Ricky Gervais and God (part 1)

My last blog argued that the false dichotomy is the plague of human thought, especially thought about Jesus. Here is another example: Ricky Gervais' 'testimony' of how he found out that God doesn't exist. I think that he was the British precursor to Steve Carell on the original version of the Office. He was also very funny as the museum director who couldn't verbally compose any of his frustrated encounters with Ben Stiller despite having a PhD (A Night at the Museum). I guess he just wasn't a people person.

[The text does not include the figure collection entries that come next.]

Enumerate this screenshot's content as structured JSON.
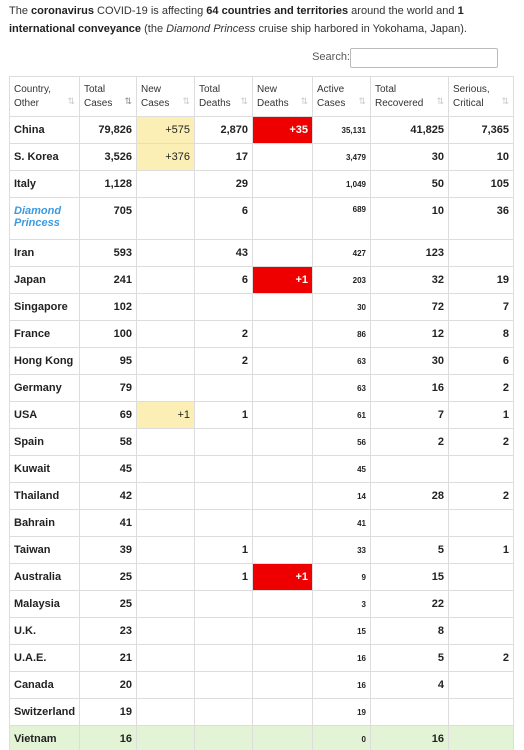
{
  "intro": {
    "t1": "The ",
    "b1": "coronavirus",
    "t2": " COVID-19 is affecting ",
    "b2": "64 countries and territories",
    "t3": " around the world and ",
    "b3": "1 international conveyance",
    "t4": " (the ",
    "i1": "Diamond Princess",
    "t5": " cruise ship harbored in Yokohama, Japan)."
  },
  "search": {
    "label": "Search:",
    "value": "",
    "placeholder": ""
  },
  "table": {
    "headers": [
      {
        "key": "country",
        "label": "Country, Other"
      },
      {
        "key": "total_cases",
        "label": "Total Cases"
      },
      {
        "key": "new_cases",
        "label": "New Cases"
      },
      {
        "key": "total_deaths",
        "label": "Total Deaths"
      },
      {
        "key": "new_deaths",
        "label": "New Deaths"
      },
      {
        "key": "active_cases",
        "label": "Active Cases"
      },
      {
        "key": "total_recovered",
        "label": "Total Recovered"
      },
      {
        "key": "serious_critical",
        "label": "Serious, Critical"
      }
    ],
    "sorted_column": "total_cases",
    "rows": [
      {
        "country": "China",
        "total_cases": "79,826",
        "new_cases": "+575",
        "total_deaths": "2,870",
        "new_deaths": "+35",
        "active_cases": "35,131",
        "total_recovered": "41,825",
        "serious_critical": "7,365"
      },
      {
        "country": "S. Korea",
        "total_cases": "3,526",
        "new_cases": "+376",
        "total_deaths": "17",
        "new_deaths": "",
        "active_cases": "3,479",
        "total_recovered": "30",
        "serious_critical": "10"
      },
      {
        "country": "Italy",
        "total_cases": "1,128",
        "new_cases": "",
        "total_deaths": "29",
        "new_deaths": "",
        "active_cases": "1,049",
        "total_recovered": "50",
        "serious_critical": "105"
      },
      {
        "country": "Diamond Princess",
        "total_cases": "705",
        "new_cases": "",
        "total_deaths": "6",
        "new_deaths": "",
        "active_cases": "689",
        "total_recovered": "10",
        "serious_critical": "36"
      },
      {
        "country": "Iran",
        "total_cases": "593",
        "new_cases": "",
        "total_deaths": "43",
        "new_deaths": "",
        "active_cases": "427",
        "total_recovered": "123",
        "serious_critical": ""
      },
      {
        "country": "Japan",
        "total_cases": "241",
        "new_cases": "",
        "total_deaths": "6",
        "new_deaths": "+1",
        "active_cases": "203",
        "total_recovered": "32",
        "serious_critical": "19"
      },
      {
        "country": "Singapore",
        "total_cases": "102",
        "new_cases": "",
        "total_deaths": "",
        "new_deaths": "",
        "active_cases": "30",
        "total_recovered": "72",
        "serious_critical": "7"
      },
      {
        "country": "France",
        "total_cases": "100",
        "new_cases": "",
        "total_deaths": "2",
        "new_deaths": "",
        "active_cases": "86",
        "total_recovered": "12",
        "serious_critical": "8"
      },
      {
        "country": "Hong Kong",
        "total_cases": "95",
        "new_cases": "",
        "total_deaths": "2",
        "new_deaths": "",
        "active_cases": "63",
        "total_recovered": "30",
        "serious_critical": "6"
      },
      {
        "country": "Germany",
        "total_cases": "79",
        "new_cases": "",
        "total_deaths": "",
        "new_deaths": "",
        "active_cases": "63",
        "total_recovered": "16",
        "serious_critical": "2"
      },
      {
        "country": "USA",
        "total_cases": "69",
        "new_cases": "+1",
        "total_deaths": "1",
        "new_deaths": "",
        "active_cases": "61",
        "total_recovered": "7",
        "serious_critical": "1"
      },
      {
        "country": "Spain",
        "total_cases": "58",
        "new_cases": "",
        "total_deaths": "",
        "new_deaths": "",
        "active_cases": "56",
        "total_recovered": "2",
        "serious_critical": "2"
      },
      {
        "country": "Kuwait",
        "total_cases": "45",
        "new_cases": "",
        "total_deaths": "",
        "new_deaths": "",
        "active_cases": "45",
        "total_recovered": "",
        "serious_critical": ""
      },
      {
        "country": "Thailand",
        "total_cases": "42",
        "new_cases": "",
        "total_deaths": "",
        "new_deaths": "",
        "active_cases": "14",
        "total_recovered": "28",
        "serious_critical": "2"
      },
      {
        "country": "Bahrain",
        "total_cases": "41",
        "new_cases": "",
        "total_deaths": "",
        "new_deaths": "",
        "active_cases": "41",
        "total_recovered": "",
        "serious_critical": ""
      },
      {
        "country": "Taiwan",
        "total_cases": "39",
        "new_cases": "",
        "total_deaths": "1",
        "new_deaths": "",
        "active_cases": "33",
        "total_recovered": "5",
        "serious_critical": "1"
      },
      {
        "country": "Australia",
        "total_cases": "25",
        "new_cases": "",
        "total_deaths": "1",
        "new_deaths": "+1",
        "active_cases": "9",
        "total_recovered": "15",
        "serious_critical": ""
      },
      {
        "country": "Malaysia",
        "total_cases": "25",
        "new_cases": "",
        "total_deaths": "",
        "new_deaths": "",
        "active_cases": "3",
        "total_recovered": "22",
        "serious_critical": ""
      },
      {
        "country": "U.K.",
        "total_cases": "23",
        "new_cases": "",
        "total_deaths": "",
        "new_deaths": "",
        "active_cases": "15",
        "total_recovered": "8",
        "serious_critical": ""
      },
      {
        "country": "U.A.E.",
        "total_cases": "21",
        "new_cases": "",
        "total_deaths": "",
        "new_deaths": "",
        "active_cases": "16",
        "total_recovered": "5",
        "serious_critical": "2"
      },
      {
        "country": "Canada",
        "total_cases": "20",
        "new_cases": "",
        "total_deaths": "",
        "new_deaths": "",
        "active_cases": "16",
        "total_recovered": "4",
        "serious_critical": ""
      },
      {
        "country": "Switzerland",
        "total_cases": "19",
        "new_cases": "",
        "total_deaths": "",
        "new_deaths": "",
        "active_cases": "19",
        "total_recovered": "",
        "serious_critical": ""
      },
      {
        "country": "Vietnam",
        "total_cases": "16",
        "new_cases": "",
        "total_deaths": "",
        "new_deaths": "",
        "active_cases": "0",
        "total_recovered": "16",
        "serious_critical": ""
      }
    ]
  },
  "colors": {
    "new_cases_highlight": "#fcefb6",
    "new_deaths_highlight": "#ee0000",
    "fully_recovered_row": "#e2f4d5",
    "ship_link": "#3b9ae0"
  },
  "icons": {
    "sort": "sort-arrows-icon"
  }
}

http://www.rickygervais.com/bestlife.php
 

Once again I shake my head at the illogic of his discovery that once a person has rejected the idea of God they are now free to embrace life, especially science and, though he doesn't mention it explicitly, sex. One might construct a syllogism of his logic this way:
 

1. If there is a God then I cannot enjoy the world that God made, presumably because I will feel guilty about exploiting other people and nature. Usually the church in some form is the agent of this guilt.
2. But I want to exploit the world, regardless of who made it, and fulfill my rampant sexual desires with whoever lives in it, and without guilt.
3. Therefore, there is no God.
 

This is a scenario that Genesis 3 speaks to. Ironically. this is also a favorite passage that people such as Ricky Gervais, Bill Mahler, Richard Dawkins, etc. love to use when ridiculing people for believing in the Bible. It is the part of the story when the first humans get in trouble for talking to a talking snake that has legs and gives out bad advice, namely, to eat the fruit from the one tree that God has classified 'off limits'. Scholars tell us that the 'good and bad' part of this 'tree of the knowledge of good and bad' is a way of speaking about knowing everything there is to know, and presumably such knowledge comes by way of experience, since the knowledge that comes by way of books and internet porn still lay in their distant future. The snake's advertisement - the world's first marketing lie - to eat from this tree promised the earthlings a world beyond limits, especially the God-imposed kind of limits.
 

The snake's innocent-bystander-style comment is relevant to the contemporary milieu of popular atheism, whose spokesmen (yes, usually men) recapitulates the ancient marketing message in two aspects. First, that by eating from the tree in question - exploring the world without limits - we can become like God, and in the process prove our cosmic independence, if not superiority (if we lowly humans can become gods how much farther have we climbed than God who always had the divine advantage?). Second, the snake's marketing message implies that God does not want this knowledge getting out of the garden. This aspect has two implications: (1) that God, like Gervais' mother, is really a kind of spin-doctor, keeping the truth from mere humans who could be like God if they only had the correct information, and (2) that the church (as a cipher for 'God's people') is more or less carrying out this cosmic cover-up on God's behalf, usually by various modes of illegitimate power and authority.
 

In sum, the picture I have described above about the present state of us innocent humans is the narrative basis of testimonies offered by Ricky Gervais and other popular atheists. In a fit of Chestertonian irony, they that ridicule an overly literalistic reading of Genesis 3 practically quote it every time they attack Christians. But these interlocutors are not rejecting a robust and nuanced reading of the Bible, or the irrefutable self-sacrifice many of God's people demonstrate as the antithesis of their 'survival of the fittest' ideologies masquerading as science. Rather, they are simply annoyed that life implies limit. I can only wonder what their response would be of critics of evolutionary theories who explain the appearance of a self-conscious, artistic, civilization-making humanity as "apes that stood up one day." Dawkins would be disgusted. Mahler would be mortified. Gervais would be...um....whatever. The bottom line is that the scientific method, which is the logos of the atheists, has been abandoned in their ad hominem and ad populem arguments. If they really wanted to take on Genesis they would try to find the best possible explanation of the meaning of Genesis 3 (Bonhoeffer's Creation and Fall would be a decent start...) and begin there. Attacking flannel-graph exegesis will not get the conversation started. But this only begs the question as to whether a real conversation is desirable to them.